Phosphorylation plays a central role in all aspects of cellular biology, from transferring information across the plasma membrane to the regulation of transcriptional programs. The bewildering complexity of the sheer number of similar enzymes within kinase families with different biological functions prevented the detailed understanding of signalling processes for a long time.
Breakthrough discoveries of how asymmetry in dimeric complexes, the formation of hetero-complexes, autoinhibitory mechanisms and conformational plasticity induced by different interaction partners result in differences in the enzymatic activity towards specific target molecules have increased our understanding of the mechanisms that regulate the activity of kinases. These discoveries have also shed light onto the question of how activation of individual members of the same kinase family can trigger different signalling events. Similarly, detailed biochemical characterisation has revealed how dimerisation and allosteric modulation are central for understanding how (BRAF) inhibitors trigger paradoxical kinase activation and how allosteric inhibitors can provide specificity in inhibiting kinases, despite all of them using ATP as a substrate. Beyond the sole enzymatic activity, kinases also function as scaffolds that organise signalling complexes, which is in particular evident from the role that pseudokinases play in many diseases.
To highlight advances in our understanding of the regulation of kinase activity in physiological and pathophysiological processes, eLife invites submissions to a Special Issue addressing mechanistic aspects of this exciting topic.
Areas that will be considered include:
- Regulation of receptor tyrosine kinase activity by different ligands
- Role of dimerisation and multimerisation in activation
- Kinases as scaffolds and the role of pseudokinases
- Autoinhibitory mechanism and domain-domain interactions
- Allosteric activation/inhibition
- Mechanism of kinase activation by mutations in cancer
- Mechanism of kinase inhibitors
- Kinase-phosphatase interaction
- Modelling of activation mode: switch vs rheostat
Editors for the Allosteric Regulation of Kinase Activity Special Issue
eLife Senior Editors Volker Dötsch, Goethe University, and Amy H Andreotti, Iowa State University, will oversee the manuscripts submitted to the Special Issue, alongside:
eLife Reviewing Editors:
- Martin Eilers, University of Würzburg
Guest Editors:
- Sierra Cullati, Vanderbilt University
- Kathleen Gould, Vanderbilt University
- Natalia Jura, University of California, San Francisco
- Stefan Knapp, Goethe University
- James Murphy, The Walter and Eliza Hall Institute of Medical Research
- Takeo Saneyoshi, Kyoto University
Article types
Submissions of Research Articles, Short Reports, Tools and Resources, and Research Advances are welcomed to the Special Issue. A select number of Review Articles will be commissioned by the editors.
Details about eLife's article types are available here.
Submit to the special issue
eLife is an interdisciplinary journal committed to improving the way research is reviewed and communicated.
We publish Reviewed Preprints that combine the advantages of preprints with the scrutiny offered by peer review.

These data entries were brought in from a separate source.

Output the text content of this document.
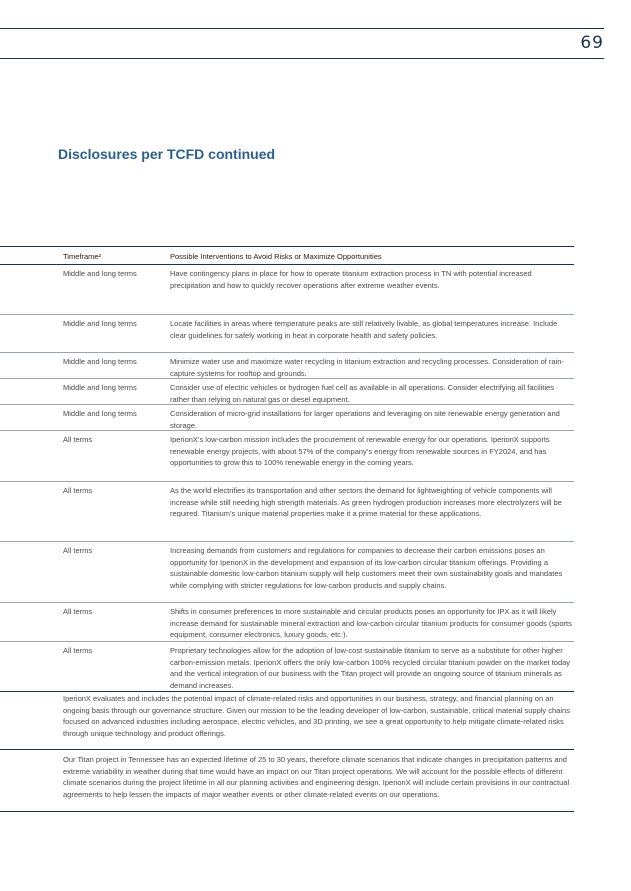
69
Disclosures per TCFD continued
Timeframe²	Possible Interventions to Avoid Risks or Maximize Opportunities
Middle and long terms	Have contingency plans in place for how to operate titanium extraction process in TN with potential increased precipitation and how to quickly recover operations after extreme weather events.
Middle and long terms	Locate facilities in areas where temperature peaks are still relatively livable, as global temperatures increase. Include clear guidelines for safely working in heat in corporate health and safety policies.
Middle and long terms	Minimize water use and maximize water recycling in titanium extraction and recycling processes. Consideration of rain-capture systems for rooftop and grounds.
Middle and long terms	Consider use of electric vehicles or hydrogen fuel cell as available in all operations. Consider electrifying all facilities rather than relying on natural gas or diesel equipment.
Middle and long terms	Consideration of micro-grid installations for larger operations and leveraging on site renewable energy generation and storage.
All terms	IperionX’s low-carbon mission includes the procurement of renewable energy for our operations. IperionX supports renewable energy projects, with about 57% of the company’s energy from renewable sources in FY2024, and has opportunities to grow this to 100% renewable energy in the coming years.
All terms	As the world electrifies its transportation and other sectors the demand for lightweighting of vehicle components will increase while still needing high strength materials. As green hydrogen production increases more electrolyzers will be required. Titanium’s unique material properties make it a prime material for these applications.
All terms	Increasing demands from customers and regulations for companies to decrease their carbon emissions poses an opportunity for IperionX in the development and expansion of its low-carbon circular titanium offerings. Providing a sustainable domestic low-carbon titanium supply will help customers meet their own sustainability goals and mandates while complying with stricter regulations for low-carbon products and supply chains.
All terms	Shifts in consumer preferences to more sustainable and circular products poses an opportunity for IPX as it will likely increase demand for sustainable mineral extraction and low-carbon circular titanium products for consumer goods (sports equipment, consumer electronics, luxury goods, etc.).
All terms	Proprietary technologies allow for the adoption of low-cost sustainable titanium to serve as a substitute for other higher carbon-emission metals. IperionX offers the only low-carbon 100% recycled circular titanium powder on the market today and the vertical integration of our business with the Titan project will provide an ongoing source of titanium minerals as demand increases.
IperionX evaluates and includes the potential impact of climate-related risks and opportunities in our business, strategy, and financial planning on an ongoing basis through our governance structure. Given our mission to be the leading developer of low-carbon, sustainable, critical material supply chains focused on advanced industries including aerospace, electric vehicles, and 3D printing, we see a great opportunity to help mitigate climate-related risks through unique technology and product offerings.
Our Titan project in Tennessee has an expected lifetime of 25 to 30 years, therefore climate scenarios that indicate changes in precipitation patterns and extreme variability in weather during that time would have an impact on our Titan project operations. We will account for the possible effects of different climate scenarios during the project lifetime in all our planning activities and engineering design. IperionX will include certain provisions in our contractual agreements to help lessen the impacts of major weather events or other climate-related events on our operations.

Our new publishing process
Papers submitted to eLife will now follow our five step publishing model:
- Submission
- Peer review
- Publication
- Author revision
- Version of Record
In this process we no longer make accept/reject decisions after peer-review. Instead all papers invited for review will be published on our website as a Reviewed Preprint, accompanied by an eLife assessment and public reviews. Find out more about this process.
Peer Review
eLife works to improve the process of peer review so that it more effectively conveys the assessment of expert reviewers to authors, readers and other interested parties.

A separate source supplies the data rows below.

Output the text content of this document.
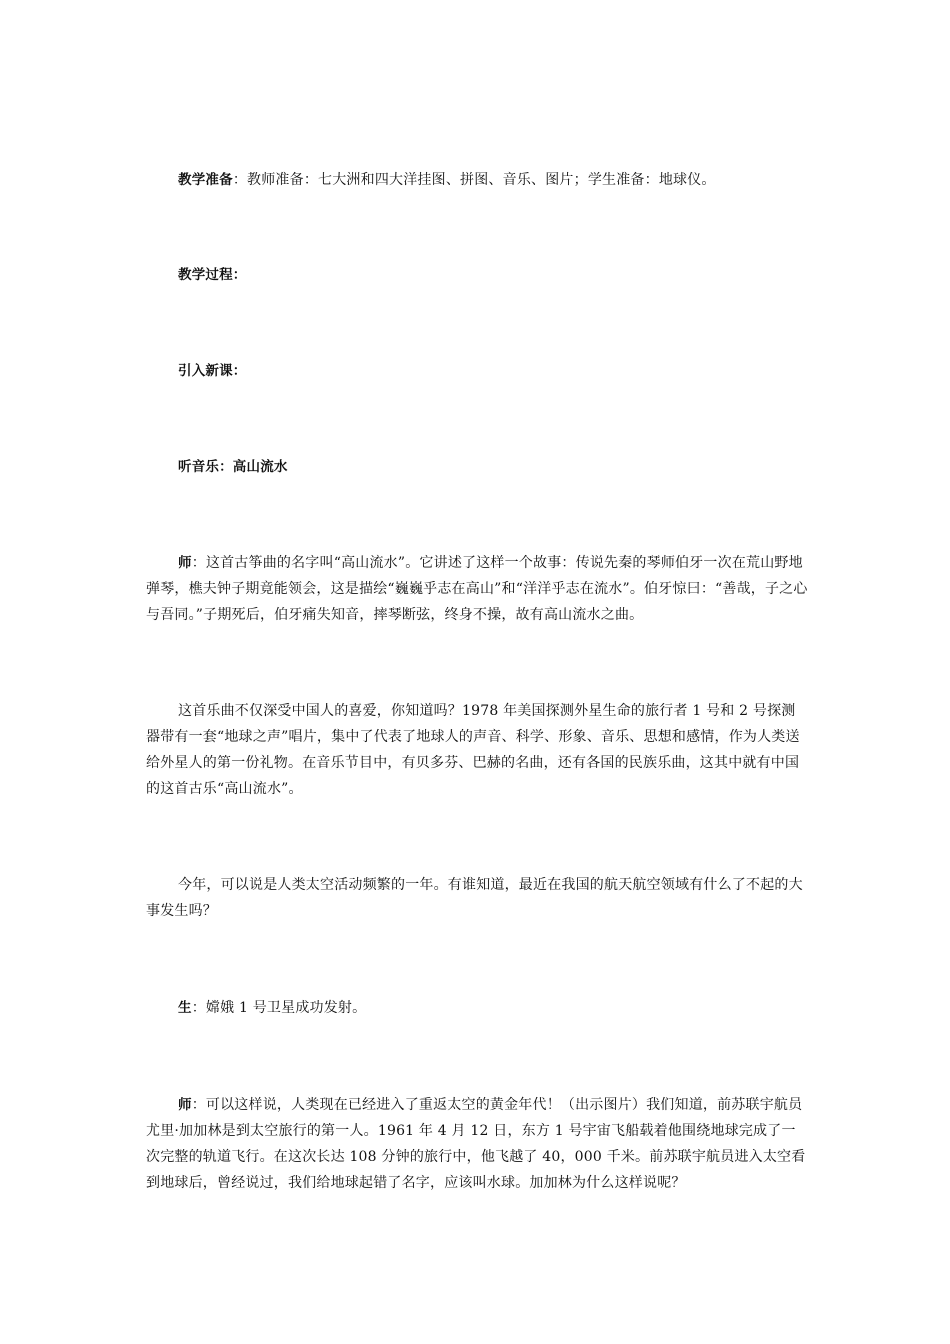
教学准备：教师准备：七大洲和四大洋挂图、拼图、音乐、图片；学生准备：地球仪。

教学过程：

引入新课：

听音乐：高山流水

师：这首古筝曲的名字叫“高山流水”。它讲述了这样一个故事：传说先秦的琴师伯牙一次在荒山野地弹琴，樵夫钟子期竟能领会，这是描绘“巍巍乎志在高山”和“洋洋乎志在流水”。伯牙惊曰：“善哉，子之心与吾同。”子期死后，伯牙痛失知音，摔琴断弦，终身不操，故有高山流水之曲。

这首乐曲不仅深受中国人的喜爱，你知道吗？1978 年美国探测外星生命的旅行者 1 号和 2 号探测器带有一套“地球之声”唱片，集中了代表了地球人的声音、科学、形象、音乐、思想和感情，作为人类送给外星人的第一份礼物。在音乐节目中，有贝多芬、巴赫的名曲，还有各国的民族乐曲，这其中就有中国的这首古乐“高山流水”。

今年，可以说是人类太空活动频繁的一年。有谁知道，最近在我国的航天航空领域有什么了不起的大事发生吗？

生：嫦娥 1 号卫星成功发射。

师：可以这样说，人类现在已经进入了重返太空的黄金年代！（出示图片）我们知道，前苏联宇航员尤里·加加林是到太空旅行的第一人。1961 年 4 月 12 日，东方 1 号宇宙飞船载着他围绕地球完成了一次完整的轨道飞行。在这次长达 108 分钟的旅行中，他飞越了 40，000 千米。前苏联宇航员进入太空看到地球后，曾经说过，我们给地球起错了名字，应该叫水球。加加林为什么这样说呢？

At the end of the peer review process, authors can submit a response to the assessment and reviews that can be published alongside the Reviewed Preprint.
After the Reviewed Preprint has been published, authors have the choice to either revise and resubmit or to declare the Reviewed Preprint as the final Version of Record.
Read more about our new process and publishing at eLife
Submit to the Special Issue
Authors interested in being part of this Special Issue can submit their manuscripts via eLife’s submission system.
All authors should include a cover letter in their submission, highlighting that the paper is for consideration in this Special Issue and suggesting editors from the list above.
When you submit your paper for consideration to this Special Issue through the new model, we may ask for additional revisions to your work to ensure it fits the aims and scope before it is added to the Special Issue. Your Reviewed Preprint will still be published on the eLife website as normal, typically within a few weeks of review.
In light of this, we have extended the deadline for submissions to July 31, 2023.